# Eoi



## sandy16 (Aug 14, 2010)

We have submitted our EOI today, so fingers crossed we hear some good news


----------



## topcat83 (Apr 16, 2009)

sandy16 said:


> We have submitted our EOI today, so fingers crossed we hear some good news


Good luck!


----------



## sandy16 (Aug 14, 2010)

Thankyou, we have waited so long for this so were hoping it goes as planned.


----------



## Stephyj (May 14, 2011)

Good luck hope it goes well!


----------



## sandy16 (Aug 14, 2010)

We have been selected


----------



## Stephyj (May 14, 2011)

That was really fast, do you mind me asking how many points/skills you have? It's great news!


----------



## philconnell (Feb 6, 2011)

*acceptance*

hi again whats your secret could you put brief description of your points breakdown?thankyou


----------



## sandy16 (Aug 14, 2010)

Hi Stephyj and Philconnell

My husband I think had 110 points with his job offer the points went to 180?, he is a Carpenter and has got a job in Christchurch.

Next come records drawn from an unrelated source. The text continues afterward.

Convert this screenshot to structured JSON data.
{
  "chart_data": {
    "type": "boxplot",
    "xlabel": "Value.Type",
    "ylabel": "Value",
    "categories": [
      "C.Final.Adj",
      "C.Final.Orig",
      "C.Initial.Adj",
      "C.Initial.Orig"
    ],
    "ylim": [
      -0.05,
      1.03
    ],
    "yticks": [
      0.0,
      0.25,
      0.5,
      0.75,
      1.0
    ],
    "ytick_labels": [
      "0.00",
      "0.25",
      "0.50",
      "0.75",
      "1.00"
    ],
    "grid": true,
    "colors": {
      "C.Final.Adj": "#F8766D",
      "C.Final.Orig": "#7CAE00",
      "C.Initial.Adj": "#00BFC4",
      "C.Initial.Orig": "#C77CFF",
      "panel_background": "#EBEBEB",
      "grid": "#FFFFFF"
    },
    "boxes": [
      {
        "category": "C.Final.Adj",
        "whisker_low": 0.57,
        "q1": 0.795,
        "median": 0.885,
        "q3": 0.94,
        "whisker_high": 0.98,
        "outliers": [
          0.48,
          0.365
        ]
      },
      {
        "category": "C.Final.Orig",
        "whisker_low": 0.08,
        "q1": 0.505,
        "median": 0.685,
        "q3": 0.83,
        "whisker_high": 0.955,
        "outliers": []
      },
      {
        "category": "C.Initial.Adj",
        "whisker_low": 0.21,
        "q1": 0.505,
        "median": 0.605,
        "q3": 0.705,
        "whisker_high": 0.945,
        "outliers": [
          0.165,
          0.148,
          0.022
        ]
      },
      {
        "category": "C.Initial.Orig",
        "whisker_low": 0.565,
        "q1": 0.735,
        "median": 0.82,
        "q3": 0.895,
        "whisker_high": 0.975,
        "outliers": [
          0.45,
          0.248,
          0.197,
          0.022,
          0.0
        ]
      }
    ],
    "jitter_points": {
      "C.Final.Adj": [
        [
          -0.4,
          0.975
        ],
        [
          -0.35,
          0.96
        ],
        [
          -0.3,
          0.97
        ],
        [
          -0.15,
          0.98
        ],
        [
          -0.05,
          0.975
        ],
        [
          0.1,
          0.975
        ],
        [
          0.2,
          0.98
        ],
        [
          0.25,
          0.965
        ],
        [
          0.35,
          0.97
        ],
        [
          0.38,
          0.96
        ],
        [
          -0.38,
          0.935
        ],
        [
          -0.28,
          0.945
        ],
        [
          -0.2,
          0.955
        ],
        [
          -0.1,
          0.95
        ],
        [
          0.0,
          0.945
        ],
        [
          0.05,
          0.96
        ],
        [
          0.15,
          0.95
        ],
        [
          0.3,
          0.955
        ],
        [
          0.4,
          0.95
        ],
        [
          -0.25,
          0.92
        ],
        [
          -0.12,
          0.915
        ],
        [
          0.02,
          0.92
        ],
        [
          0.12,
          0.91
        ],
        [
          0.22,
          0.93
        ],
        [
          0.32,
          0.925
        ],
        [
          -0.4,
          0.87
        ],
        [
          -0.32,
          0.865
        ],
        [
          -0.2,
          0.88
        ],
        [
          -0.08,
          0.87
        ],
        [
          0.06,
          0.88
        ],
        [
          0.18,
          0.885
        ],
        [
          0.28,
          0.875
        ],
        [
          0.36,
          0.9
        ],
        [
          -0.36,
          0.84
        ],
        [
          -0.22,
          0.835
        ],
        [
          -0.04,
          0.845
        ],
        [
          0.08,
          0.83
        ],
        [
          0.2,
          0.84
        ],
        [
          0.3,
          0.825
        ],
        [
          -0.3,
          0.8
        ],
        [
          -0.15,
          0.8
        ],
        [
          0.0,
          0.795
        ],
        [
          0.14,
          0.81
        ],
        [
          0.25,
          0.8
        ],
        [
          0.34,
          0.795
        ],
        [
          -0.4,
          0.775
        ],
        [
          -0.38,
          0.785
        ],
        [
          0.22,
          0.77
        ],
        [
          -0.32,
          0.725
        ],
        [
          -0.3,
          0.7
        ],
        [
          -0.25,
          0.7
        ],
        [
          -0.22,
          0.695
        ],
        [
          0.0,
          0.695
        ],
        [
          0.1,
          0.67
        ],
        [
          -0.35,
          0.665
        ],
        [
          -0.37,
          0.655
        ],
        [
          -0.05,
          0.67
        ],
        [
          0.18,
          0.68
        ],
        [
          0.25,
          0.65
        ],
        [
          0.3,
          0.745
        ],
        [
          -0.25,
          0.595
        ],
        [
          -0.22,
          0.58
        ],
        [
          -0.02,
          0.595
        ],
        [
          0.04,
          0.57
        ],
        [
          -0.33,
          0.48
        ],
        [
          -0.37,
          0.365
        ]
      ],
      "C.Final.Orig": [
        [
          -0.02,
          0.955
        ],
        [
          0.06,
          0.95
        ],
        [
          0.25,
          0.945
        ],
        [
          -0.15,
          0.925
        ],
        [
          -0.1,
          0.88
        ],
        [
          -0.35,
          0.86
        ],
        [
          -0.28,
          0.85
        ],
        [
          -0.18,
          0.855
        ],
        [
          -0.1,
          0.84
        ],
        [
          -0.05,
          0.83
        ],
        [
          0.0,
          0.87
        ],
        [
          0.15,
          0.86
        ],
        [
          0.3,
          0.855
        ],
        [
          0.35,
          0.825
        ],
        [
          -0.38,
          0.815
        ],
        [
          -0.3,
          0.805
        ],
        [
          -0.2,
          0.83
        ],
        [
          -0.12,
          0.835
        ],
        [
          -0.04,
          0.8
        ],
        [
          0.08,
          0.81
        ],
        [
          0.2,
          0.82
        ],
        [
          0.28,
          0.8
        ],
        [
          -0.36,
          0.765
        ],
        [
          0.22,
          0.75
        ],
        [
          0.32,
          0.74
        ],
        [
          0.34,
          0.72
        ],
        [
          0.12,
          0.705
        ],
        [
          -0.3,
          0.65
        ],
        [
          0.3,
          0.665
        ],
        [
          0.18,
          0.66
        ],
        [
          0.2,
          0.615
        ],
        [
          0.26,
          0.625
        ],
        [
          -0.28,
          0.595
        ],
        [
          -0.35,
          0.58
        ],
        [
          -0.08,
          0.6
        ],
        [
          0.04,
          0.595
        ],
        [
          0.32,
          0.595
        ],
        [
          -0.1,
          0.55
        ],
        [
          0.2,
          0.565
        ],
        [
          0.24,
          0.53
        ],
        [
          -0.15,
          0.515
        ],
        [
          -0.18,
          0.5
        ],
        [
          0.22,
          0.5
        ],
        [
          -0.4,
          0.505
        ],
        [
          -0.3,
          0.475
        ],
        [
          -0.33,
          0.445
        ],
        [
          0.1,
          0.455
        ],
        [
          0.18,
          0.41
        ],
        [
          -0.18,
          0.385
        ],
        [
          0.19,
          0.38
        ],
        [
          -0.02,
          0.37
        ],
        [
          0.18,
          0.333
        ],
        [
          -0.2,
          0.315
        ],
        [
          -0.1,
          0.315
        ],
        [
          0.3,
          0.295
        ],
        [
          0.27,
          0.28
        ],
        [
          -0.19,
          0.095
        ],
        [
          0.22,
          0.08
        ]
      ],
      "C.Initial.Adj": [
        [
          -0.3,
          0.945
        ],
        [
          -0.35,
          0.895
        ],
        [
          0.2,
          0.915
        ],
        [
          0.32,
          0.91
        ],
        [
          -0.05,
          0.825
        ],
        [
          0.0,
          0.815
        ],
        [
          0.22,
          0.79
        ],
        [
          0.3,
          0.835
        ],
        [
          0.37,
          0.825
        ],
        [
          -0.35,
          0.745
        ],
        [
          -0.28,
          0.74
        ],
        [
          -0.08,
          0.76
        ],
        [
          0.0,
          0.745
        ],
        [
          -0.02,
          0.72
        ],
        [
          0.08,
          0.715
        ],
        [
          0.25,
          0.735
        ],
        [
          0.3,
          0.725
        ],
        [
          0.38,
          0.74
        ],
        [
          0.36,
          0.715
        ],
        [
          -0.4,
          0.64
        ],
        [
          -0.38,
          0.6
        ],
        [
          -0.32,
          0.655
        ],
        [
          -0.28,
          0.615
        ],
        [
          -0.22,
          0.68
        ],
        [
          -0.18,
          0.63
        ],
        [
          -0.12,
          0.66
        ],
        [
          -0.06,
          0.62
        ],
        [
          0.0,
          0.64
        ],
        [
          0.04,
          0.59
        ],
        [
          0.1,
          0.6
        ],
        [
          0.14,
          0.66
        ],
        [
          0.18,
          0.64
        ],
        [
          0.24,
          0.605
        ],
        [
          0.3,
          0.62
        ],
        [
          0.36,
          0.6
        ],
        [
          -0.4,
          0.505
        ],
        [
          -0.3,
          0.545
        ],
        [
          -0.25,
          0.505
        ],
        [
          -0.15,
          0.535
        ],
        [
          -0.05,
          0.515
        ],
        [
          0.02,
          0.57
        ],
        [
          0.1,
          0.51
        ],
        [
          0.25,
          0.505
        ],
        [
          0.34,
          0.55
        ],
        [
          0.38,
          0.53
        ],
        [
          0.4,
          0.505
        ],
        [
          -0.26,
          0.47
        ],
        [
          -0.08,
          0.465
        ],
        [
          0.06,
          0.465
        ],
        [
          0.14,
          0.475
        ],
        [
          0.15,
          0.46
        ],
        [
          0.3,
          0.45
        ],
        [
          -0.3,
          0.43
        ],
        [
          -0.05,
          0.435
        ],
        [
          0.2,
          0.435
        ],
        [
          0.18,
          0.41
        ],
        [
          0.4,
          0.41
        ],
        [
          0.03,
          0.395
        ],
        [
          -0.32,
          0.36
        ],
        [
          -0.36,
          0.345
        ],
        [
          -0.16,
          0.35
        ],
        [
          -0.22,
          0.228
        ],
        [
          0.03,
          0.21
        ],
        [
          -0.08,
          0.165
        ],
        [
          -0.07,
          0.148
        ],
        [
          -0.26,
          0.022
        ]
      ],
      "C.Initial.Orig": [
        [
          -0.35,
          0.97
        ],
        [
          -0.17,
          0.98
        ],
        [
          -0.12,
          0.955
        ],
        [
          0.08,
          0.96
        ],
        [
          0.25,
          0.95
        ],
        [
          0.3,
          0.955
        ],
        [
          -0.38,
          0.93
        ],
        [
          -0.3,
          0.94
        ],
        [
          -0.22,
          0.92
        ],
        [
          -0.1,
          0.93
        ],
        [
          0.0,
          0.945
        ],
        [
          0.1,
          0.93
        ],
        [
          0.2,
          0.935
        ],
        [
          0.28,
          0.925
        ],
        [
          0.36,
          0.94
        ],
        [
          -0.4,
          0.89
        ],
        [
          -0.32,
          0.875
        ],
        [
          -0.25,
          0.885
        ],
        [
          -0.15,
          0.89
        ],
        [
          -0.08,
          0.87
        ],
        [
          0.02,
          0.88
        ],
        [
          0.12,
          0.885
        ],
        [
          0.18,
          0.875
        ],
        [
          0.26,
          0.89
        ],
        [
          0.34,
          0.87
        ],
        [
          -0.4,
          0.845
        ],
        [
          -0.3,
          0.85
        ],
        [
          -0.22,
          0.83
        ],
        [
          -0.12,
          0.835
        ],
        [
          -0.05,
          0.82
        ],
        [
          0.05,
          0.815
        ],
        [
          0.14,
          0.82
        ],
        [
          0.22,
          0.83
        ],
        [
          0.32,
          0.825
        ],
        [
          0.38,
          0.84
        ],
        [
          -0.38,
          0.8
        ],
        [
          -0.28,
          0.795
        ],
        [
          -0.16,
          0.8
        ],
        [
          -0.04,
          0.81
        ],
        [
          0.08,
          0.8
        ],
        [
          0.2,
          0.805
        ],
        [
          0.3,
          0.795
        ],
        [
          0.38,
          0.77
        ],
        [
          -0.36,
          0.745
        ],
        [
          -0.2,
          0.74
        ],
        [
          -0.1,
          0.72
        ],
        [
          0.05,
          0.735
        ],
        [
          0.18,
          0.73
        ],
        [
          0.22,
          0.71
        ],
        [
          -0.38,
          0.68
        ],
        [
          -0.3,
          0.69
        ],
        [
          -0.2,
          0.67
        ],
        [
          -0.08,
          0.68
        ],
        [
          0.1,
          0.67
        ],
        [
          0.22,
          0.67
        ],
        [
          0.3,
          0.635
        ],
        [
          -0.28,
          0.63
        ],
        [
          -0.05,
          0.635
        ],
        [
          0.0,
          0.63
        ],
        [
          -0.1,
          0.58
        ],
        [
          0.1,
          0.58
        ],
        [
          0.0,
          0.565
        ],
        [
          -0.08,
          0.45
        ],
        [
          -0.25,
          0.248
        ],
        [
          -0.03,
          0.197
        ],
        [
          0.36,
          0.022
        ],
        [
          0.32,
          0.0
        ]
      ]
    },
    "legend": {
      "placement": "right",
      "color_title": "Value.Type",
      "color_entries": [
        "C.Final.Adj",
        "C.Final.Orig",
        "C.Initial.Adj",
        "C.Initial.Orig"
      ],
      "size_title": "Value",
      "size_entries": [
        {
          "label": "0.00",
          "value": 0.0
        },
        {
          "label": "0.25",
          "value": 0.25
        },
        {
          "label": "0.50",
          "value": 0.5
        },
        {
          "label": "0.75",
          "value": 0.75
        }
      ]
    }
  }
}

We are using a company to do all the visa and applications etc, so weather this makes a difference I dont know.


----------



## philconnell (Feb 6, 2011)

*congrats*

thanks for reply we only put ours in on monday was not expecting to hear anything for a couple of weeks,we had 135 points no job offers,keeping stuff crossed xxx


----------



## topcat83 (Apr 16, 2009)

sandy16 said:


> Hi Stephyj and Philconnell
> 
> My husband I think had 110 points with his job offer the points went to 180?, he is a Carpenter and has got a job in Christchurch.
> 
> We are using a company to do all the visa and applications etc, so weather this makes a difference I dont know.


Well done!

Using an agent shouldn't make any difference to whether they select you or not - the same rules apply regardless.


----------



## sealtiel092003 (May 31, 2011)

is the pool selection already done today?


----------



## sealtiel092003 (May 31, 2011)

if our eoi was not selected today, would we still be included in the next pool?


----------



## GNU.A (May 24, 2011)

sealtiel092003 said:


> if our eoi was not selected today, would we still be included in the next pool?


The last EOI selection was done yesterday (1 June 2011). In case your EOI was not selected, it will remain in the pool for six months from the date of submission. All the best!


----------



## topcat83 (Apr 16, 2009)

sealtiel092003 said:


> if our eoi was not selected today, would we still be included in the next pool?


Yes - it's held there for 6 months. See Expression of Interest


----------